You might chuckle and say this woman’s cheap. But she might also remember when Coca Cola was a six ounce bottled treat that people couldn’t afford everyday. Maybe the no ice thing is a vestigial response developed during a time of scarcity. Or she’s just cheap. I don’t know.
But high end restaurants often pull a scam when it comes to soda. We live in an age of free refills at Burger King and Mc Donald’s. But fancy places, desperate to improve their profit margins, will charge $2 or $3 for each and every soda. When customers, accustomed to free refills, get the bill, they’re shocked to discover their kids have sucked down $30 worth of sugar water.
My bistro has free refills. Sure, we charge $2 for a soda, but at a food cost of pennies a glass, Fluvio makes a profit whether you drink one soda or a gallon. Some servers like to charge for each soda because it inflates the bill, but I can’t stand that sort of shit. Why? People expect free refills and are aggravated when they don’t get it. Aggravation leads to lower tips. Plus, if a restaurant’s nickel and diming customers over soda – they’re probably nickel and diming their servers too.

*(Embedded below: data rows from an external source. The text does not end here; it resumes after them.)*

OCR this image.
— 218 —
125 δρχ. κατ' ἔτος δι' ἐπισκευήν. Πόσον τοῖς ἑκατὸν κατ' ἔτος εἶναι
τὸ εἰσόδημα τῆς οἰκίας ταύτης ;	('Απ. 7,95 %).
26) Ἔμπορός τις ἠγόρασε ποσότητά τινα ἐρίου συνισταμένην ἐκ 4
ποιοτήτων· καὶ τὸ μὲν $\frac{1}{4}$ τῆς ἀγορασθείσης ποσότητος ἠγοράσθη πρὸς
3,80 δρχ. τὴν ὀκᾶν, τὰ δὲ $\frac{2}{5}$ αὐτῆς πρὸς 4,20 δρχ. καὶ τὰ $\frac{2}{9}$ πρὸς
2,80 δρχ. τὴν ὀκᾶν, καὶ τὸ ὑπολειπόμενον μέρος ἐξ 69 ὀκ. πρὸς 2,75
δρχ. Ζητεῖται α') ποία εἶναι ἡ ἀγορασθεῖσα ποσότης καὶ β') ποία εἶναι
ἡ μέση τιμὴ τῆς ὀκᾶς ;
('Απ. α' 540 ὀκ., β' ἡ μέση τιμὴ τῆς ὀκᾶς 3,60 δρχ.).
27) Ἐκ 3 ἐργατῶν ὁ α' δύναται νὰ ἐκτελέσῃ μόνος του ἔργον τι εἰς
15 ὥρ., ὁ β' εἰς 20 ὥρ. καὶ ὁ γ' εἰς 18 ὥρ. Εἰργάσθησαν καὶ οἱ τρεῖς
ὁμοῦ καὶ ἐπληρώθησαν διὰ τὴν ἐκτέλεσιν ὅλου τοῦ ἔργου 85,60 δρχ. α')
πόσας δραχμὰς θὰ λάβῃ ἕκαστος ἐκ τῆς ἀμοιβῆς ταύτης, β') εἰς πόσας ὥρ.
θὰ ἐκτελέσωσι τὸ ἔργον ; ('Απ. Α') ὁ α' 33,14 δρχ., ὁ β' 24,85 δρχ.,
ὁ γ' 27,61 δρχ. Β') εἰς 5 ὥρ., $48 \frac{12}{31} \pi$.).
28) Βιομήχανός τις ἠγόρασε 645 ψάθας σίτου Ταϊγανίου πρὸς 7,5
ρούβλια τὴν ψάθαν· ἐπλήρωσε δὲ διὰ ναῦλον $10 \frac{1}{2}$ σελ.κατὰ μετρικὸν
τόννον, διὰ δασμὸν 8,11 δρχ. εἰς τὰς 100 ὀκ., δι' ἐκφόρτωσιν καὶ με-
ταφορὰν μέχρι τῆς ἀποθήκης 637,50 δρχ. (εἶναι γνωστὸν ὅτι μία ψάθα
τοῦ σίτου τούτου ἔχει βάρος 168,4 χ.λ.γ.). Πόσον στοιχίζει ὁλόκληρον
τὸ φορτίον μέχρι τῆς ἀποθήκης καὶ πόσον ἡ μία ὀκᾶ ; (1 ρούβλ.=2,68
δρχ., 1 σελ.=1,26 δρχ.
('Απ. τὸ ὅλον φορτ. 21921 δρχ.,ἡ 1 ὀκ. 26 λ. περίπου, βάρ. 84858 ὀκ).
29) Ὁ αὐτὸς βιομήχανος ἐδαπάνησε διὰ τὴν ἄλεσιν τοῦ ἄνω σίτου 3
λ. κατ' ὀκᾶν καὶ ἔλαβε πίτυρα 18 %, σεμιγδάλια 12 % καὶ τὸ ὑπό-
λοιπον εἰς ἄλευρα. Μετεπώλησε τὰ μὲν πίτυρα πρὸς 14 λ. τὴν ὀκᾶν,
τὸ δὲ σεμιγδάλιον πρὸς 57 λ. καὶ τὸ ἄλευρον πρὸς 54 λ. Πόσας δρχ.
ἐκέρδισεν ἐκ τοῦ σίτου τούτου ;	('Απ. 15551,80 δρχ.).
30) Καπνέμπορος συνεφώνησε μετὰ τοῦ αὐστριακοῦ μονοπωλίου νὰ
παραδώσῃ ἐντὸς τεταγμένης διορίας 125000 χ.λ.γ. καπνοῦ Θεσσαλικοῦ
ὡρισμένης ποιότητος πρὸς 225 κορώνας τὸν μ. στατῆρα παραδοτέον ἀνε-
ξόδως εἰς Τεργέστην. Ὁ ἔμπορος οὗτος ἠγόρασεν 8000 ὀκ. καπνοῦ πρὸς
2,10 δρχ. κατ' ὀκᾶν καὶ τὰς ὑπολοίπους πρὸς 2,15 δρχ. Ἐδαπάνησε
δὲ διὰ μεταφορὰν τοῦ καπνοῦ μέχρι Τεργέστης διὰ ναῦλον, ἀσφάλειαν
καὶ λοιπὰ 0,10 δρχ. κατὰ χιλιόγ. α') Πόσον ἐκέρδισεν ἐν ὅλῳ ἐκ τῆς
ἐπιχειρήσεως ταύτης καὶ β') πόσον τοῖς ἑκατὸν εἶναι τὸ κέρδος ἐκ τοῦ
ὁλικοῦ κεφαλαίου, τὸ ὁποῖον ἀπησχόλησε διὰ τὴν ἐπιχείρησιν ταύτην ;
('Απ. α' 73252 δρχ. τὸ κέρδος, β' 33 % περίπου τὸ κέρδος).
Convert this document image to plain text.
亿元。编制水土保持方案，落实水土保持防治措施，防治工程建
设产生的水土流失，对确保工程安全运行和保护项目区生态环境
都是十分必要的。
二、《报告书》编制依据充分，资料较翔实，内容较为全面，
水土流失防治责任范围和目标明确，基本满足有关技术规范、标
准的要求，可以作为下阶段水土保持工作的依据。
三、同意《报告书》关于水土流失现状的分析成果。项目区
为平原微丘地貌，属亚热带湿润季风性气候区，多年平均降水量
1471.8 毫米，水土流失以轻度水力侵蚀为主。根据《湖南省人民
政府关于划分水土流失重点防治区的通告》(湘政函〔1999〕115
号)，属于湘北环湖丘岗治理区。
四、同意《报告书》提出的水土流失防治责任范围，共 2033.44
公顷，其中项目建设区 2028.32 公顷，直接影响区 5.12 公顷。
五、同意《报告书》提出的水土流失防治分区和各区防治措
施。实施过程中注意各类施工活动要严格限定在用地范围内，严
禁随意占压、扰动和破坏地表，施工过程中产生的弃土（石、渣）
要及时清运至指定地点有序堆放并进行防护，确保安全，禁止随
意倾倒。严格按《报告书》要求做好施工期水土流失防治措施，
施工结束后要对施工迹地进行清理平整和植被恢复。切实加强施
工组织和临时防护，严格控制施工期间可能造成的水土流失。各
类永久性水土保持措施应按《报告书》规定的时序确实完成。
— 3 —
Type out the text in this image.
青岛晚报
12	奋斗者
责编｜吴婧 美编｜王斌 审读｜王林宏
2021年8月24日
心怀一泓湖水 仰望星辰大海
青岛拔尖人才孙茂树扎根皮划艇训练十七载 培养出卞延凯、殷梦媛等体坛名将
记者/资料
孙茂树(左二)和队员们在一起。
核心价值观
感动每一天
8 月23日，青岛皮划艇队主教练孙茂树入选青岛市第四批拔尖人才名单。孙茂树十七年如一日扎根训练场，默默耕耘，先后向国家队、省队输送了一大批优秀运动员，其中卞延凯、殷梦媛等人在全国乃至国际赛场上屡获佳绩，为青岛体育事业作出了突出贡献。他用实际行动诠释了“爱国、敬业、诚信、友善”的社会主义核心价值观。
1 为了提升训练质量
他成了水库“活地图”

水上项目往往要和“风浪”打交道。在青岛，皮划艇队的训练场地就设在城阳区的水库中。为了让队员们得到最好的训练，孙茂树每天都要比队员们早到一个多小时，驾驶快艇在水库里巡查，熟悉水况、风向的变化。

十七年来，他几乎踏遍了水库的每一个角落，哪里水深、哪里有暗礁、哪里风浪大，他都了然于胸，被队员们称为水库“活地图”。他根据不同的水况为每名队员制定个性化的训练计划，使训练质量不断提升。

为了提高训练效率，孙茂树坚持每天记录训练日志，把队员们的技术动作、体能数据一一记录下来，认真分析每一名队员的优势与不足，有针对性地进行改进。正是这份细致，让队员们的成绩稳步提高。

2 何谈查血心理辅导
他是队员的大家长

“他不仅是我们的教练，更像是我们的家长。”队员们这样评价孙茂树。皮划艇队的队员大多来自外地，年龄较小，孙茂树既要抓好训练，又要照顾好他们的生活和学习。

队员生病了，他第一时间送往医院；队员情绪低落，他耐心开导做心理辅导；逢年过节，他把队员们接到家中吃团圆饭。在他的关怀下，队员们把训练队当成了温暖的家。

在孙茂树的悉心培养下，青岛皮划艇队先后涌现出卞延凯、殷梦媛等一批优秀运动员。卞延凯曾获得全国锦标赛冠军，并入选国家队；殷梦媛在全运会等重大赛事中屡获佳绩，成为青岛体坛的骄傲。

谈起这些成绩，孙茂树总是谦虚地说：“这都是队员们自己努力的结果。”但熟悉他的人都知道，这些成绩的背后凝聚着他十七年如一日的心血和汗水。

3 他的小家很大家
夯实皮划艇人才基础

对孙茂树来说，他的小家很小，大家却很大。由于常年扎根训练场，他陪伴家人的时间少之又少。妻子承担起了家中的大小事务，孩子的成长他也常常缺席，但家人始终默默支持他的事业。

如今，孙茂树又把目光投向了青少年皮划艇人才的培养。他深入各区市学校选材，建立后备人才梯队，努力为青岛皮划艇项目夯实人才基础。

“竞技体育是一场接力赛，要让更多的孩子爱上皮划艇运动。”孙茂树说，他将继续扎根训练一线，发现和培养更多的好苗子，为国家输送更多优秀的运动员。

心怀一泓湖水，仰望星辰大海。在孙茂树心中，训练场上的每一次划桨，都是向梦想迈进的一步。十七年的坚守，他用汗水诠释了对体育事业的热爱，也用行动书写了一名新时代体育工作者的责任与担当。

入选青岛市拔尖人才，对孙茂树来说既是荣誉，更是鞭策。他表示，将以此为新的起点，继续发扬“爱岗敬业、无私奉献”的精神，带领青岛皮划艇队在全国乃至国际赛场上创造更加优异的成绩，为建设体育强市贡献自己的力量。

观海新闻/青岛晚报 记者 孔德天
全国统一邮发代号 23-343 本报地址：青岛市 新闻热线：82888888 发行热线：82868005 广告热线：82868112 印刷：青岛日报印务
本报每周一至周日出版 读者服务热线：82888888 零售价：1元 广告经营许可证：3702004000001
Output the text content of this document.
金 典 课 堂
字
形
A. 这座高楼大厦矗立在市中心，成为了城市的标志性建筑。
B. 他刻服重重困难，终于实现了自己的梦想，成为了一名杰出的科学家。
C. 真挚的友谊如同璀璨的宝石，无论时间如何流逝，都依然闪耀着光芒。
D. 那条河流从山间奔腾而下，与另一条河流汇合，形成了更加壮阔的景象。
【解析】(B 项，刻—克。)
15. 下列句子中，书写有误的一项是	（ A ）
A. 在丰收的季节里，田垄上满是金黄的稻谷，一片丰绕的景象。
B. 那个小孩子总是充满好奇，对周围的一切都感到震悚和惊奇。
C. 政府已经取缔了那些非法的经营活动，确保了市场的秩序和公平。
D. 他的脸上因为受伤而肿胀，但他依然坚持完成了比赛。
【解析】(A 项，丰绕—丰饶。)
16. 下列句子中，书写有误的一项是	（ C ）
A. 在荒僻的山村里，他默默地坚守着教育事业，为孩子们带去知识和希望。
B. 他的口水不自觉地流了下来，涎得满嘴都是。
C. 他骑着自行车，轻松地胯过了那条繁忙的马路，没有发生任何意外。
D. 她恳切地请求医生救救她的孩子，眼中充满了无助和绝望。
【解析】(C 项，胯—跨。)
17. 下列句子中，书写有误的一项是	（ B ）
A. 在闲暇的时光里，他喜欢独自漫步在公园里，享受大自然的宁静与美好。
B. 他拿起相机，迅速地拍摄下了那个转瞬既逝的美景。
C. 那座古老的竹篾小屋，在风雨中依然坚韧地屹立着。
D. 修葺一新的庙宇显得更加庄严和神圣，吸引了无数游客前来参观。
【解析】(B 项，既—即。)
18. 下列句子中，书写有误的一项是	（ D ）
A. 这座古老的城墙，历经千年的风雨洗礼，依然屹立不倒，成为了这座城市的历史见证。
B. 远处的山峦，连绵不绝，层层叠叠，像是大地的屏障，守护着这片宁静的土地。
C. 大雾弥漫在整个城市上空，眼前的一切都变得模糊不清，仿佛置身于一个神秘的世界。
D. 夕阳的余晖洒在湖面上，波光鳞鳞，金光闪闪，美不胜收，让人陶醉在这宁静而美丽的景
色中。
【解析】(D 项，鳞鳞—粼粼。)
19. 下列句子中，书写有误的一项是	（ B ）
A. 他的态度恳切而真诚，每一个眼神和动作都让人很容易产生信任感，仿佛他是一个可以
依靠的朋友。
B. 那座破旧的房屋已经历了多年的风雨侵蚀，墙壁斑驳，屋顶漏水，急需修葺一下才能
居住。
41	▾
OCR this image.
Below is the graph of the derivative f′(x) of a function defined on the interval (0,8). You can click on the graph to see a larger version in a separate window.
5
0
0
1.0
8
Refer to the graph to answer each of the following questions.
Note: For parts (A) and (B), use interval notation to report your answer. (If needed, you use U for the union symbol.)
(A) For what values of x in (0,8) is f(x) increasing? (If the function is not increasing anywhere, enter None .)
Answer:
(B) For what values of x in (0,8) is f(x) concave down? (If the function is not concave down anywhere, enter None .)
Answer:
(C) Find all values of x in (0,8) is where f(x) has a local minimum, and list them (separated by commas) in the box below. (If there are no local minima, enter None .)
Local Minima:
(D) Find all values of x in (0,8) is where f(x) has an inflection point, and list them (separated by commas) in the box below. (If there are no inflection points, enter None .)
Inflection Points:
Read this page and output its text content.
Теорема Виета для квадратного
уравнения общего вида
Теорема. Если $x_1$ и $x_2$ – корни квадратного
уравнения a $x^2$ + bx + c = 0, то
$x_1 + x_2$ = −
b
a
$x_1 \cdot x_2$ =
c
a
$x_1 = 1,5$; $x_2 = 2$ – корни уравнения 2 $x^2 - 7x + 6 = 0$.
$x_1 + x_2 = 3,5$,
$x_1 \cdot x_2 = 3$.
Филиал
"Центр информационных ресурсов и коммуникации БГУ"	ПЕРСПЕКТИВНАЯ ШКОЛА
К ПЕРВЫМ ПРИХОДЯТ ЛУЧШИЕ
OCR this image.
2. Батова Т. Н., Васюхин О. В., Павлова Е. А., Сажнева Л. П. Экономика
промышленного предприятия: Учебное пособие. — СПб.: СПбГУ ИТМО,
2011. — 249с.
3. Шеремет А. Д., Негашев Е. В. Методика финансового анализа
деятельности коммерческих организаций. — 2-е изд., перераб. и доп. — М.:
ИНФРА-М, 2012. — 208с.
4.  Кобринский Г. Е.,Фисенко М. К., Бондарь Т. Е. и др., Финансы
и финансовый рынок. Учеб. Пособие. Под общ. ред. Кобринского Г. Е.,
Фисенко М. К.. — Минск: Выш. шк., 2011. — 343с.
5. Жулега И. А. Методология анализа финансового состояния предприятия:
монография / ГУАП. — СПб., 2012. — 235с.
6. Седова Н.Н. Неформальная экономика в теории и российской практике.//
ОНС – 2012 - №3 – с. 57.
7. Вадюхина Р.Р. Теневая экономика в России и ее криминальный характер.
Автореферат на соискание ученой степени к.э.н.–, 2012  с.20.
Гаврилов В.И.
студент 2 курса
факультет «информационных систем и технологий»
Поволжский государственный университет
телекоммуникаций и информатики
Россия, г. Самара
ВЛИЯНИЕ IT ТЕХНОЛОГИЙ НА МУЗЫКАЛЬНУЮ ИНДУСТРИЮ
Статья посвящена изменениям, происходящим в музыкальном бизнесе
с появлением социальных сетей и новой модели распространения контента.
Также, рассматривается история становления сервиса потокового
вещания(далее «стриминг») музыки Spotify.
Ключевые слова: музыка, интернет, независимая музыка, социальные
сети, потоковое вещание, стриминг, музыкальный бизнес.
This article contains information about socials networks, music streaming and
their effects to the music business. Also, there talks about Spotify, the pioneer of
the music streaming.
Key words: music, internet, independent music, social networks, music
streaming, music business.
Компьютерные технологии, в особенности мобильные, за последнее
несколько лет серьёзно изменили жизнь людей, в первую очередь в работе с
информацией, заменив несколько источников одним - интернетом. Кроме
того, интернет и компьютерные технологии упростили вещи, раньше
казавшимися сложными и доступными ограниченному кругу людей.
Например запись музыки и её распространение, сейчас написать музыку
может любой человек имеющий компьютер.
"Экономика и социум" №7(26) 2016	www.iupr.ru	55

I’m being paranoid you say? This sounds like complete bullshit? Au contraire! There’s a place in Manhattan where, if you order a glass of soda with no ice, you’re charged more money! That’s right folks! This place makes you pay for the extra volume the ice would normally occupy. Next thing you know they’ll be charging for ice on the side too.
On principle I wouldn’t want to eat in a place like that. I understand owners need to make a profit. I understand margins are tight. But it’s the quality of the FOOD that brings valued repeat customers back, not the soda. If a restaurant’s depending on soda to make their bottom line – they’re in trouble. Maybe they’re in trouble financially. Maybe their food sucks. Who knows? But no one patronizes a high end restaurant to enjoy a glass of Sprite.
The Bistro I work at has great food. In fact, we have some of the highest ratings in the area for food and service. We don’t need no stinking soda!
I won’t bullshit you. Fluvio’s raised prices. He has to. Have you seen the cost of heating oil lately? But when he raises prices it’s on shit that matters, high quality meats, fine wines, artisanal cheeses and my salary. He doesn’t skimp on the important stuff! He stands by the quality of his food and staff. And since we’ve buried so many competitors over the years, he must be doing something right.
Soda is just that – soda. Take a look at your bill next time. Maybe Grandma knows something we don’t.
But I wish she’d turn up her hearing aid.